Performance: Snapdragon 8 Elite Does the Heavy Lifting
There's no mystery here — the Qualcomm Snapdragon 8 Elite (fabricated on TSMC's 3nm process) is the best mobile processor available in 2026. Motorola has paired it with 16GB of LPDDR5X RAM and up to 1TB of UFS 4.0 storage. Those aren't specs chosen at random — UFS 4.0 delivers sequential read speeds north of 4,200 MB/s, which means large file transfers, app installs, and game loading times are almost instantaneous.
Thermal Management
Here's where foldables often get caught out. A thin chassis with a large display means heat has very little room to dissipate. The Razr Fold uses a multi-layer vapour chamber cooling system running across the full width of the device when unfolded. In sustained gaming or prolonged video recording sessions, thermal throttling has been minimal in early reports — though we'll reserve final judgment for a full hands-on review unit.
Full Specification Table
| Specification | Motorola Razr Fold | Samsung Galaxy Fold 7 |
|---|---|---|
| Main Display | 8.1″ LTPO 2.0 AMOLED, 144Hz | 7.6″ Dynamic AMOLED 2X, 120Hz |
| Cover Display | 6.6″ AMOLED | 6.3″ Dynamic AMOLED 2X, 120Hz |
| Processor | Snapdragon 8 Elite (3nm) | Snapdragon 8 Elite (3nm) |
| RAM | 16GB LPDDR5X Win | 12GB LPDDR5X |
| Storage Options | 256GB / 512GB / 1TB UFS 4.0 | 256GB / 512GB UFS 4.0 |
| Main Camera | 50MP Sony sensor, OIS | 50MP, OIS |
| Telephoto | 50MP Periscope, 3× optical Win | 10MP, 3× optical |
| Ultra-wide | 50MP | 12MP |
| Max Video | 8K @ 30fps Win | 4K @ 60fps |
| Battery | 5,000mAh Win | 4,400mAh |
| Wired Charging | 68W TurboPower | 25W |
| Wireless Charging | 15W | 15W Tie |
| Water Resistance | IPX8 Tie | IPX8 |
| Expected India Price | ~₹1,39,999 Win | ~₹1,64,999 |
Camera System: Three 50MP Lenses — No Compromises
This is the part of the Razr Fold's spec sheet that genuinely surprised us. Foldable phones have historically made sacrifices in the camera department — smaller sensors, slower lenses, missing telephoto options — to accommodate the hinge mechanism and keep the chassis slim. Motorola seems to have thrown that playbook out entirely.

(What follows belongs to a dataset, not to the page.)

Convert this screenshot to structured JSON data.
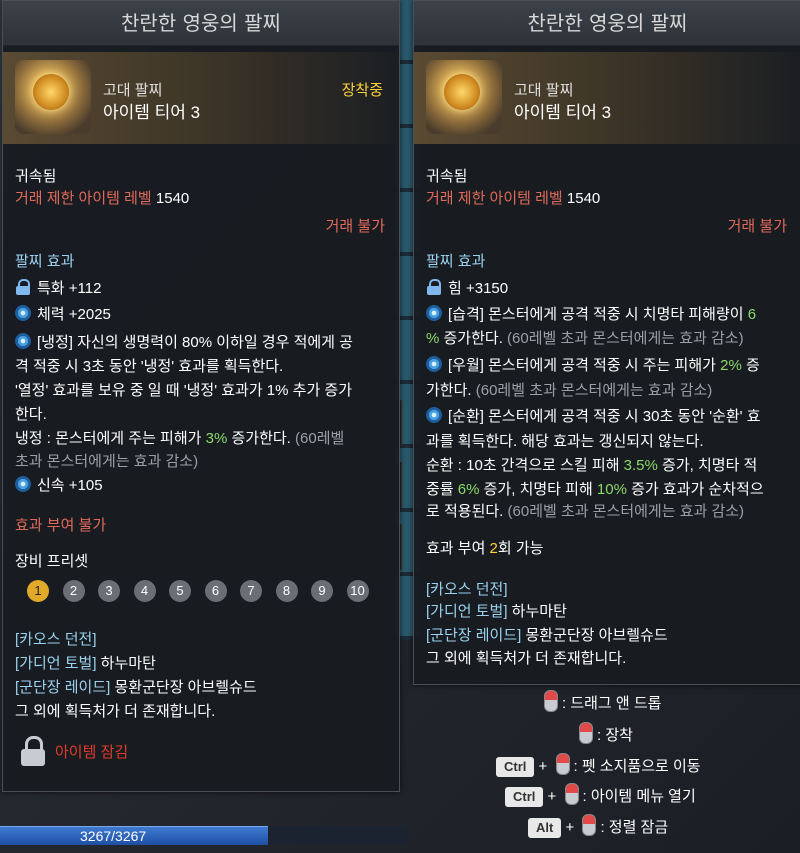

Main Sensor: Sony-Sourced 50MP
The primary shooter uses a 50MP Sony sensor with optical image stabilisation. Sony's imaging sensors have been the gold standard in mobile photography for years — the same sensor family powers the flagship Xperia and Google Pixel lines. In low-light situations, larger Sony sensors tend to retain detail in shadows without introducing the over-processed "painted" look you see on some competitor phones. We'll want to run real-world night shots before calling this definitively, but the hardware foundation is strong.

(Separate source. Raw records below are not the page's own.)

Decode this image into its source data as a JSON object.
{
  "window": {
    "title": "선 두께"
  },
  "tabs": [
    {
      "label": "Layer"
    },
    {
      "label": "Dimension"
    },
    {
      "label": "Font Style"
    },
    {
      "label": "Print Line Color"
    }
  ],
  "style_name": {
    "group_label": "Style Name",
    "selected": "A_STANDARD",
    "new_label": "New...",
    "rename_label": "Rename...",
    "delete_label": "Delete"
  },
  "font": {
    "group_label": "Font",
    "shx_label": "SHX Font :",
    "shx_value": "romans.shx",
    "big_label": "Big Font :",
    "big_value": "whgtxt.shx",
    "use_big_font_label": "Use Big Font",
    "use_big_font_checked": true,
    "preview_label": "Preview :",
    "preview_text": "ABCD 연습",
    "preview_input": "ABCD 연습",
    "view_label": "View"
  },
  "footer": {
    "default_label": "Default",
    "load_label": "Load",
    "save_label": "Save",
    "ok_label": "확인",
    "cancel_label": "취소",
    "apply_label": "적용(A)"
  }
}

Periscope Telephoto: Real Zoom, Not Digital Crop
The standout for photographers is the 50MP periscope telephoto lens with 3× optical zoom and up to 50× hybrid zoom. Most foldables ship with a 10MP telephoto — a vestige of camera module size constraints. Putting a 50MP periscope inside a book-fold chassis is an engineering achievement worth noting. At 3× optical, you're getting true lossless magnification. At 50× hybrid, you're pushing the limits of what physics allows, but for capturing distant subjects — wildlife, sports, architecture — it'll outperform anything else in this form factor.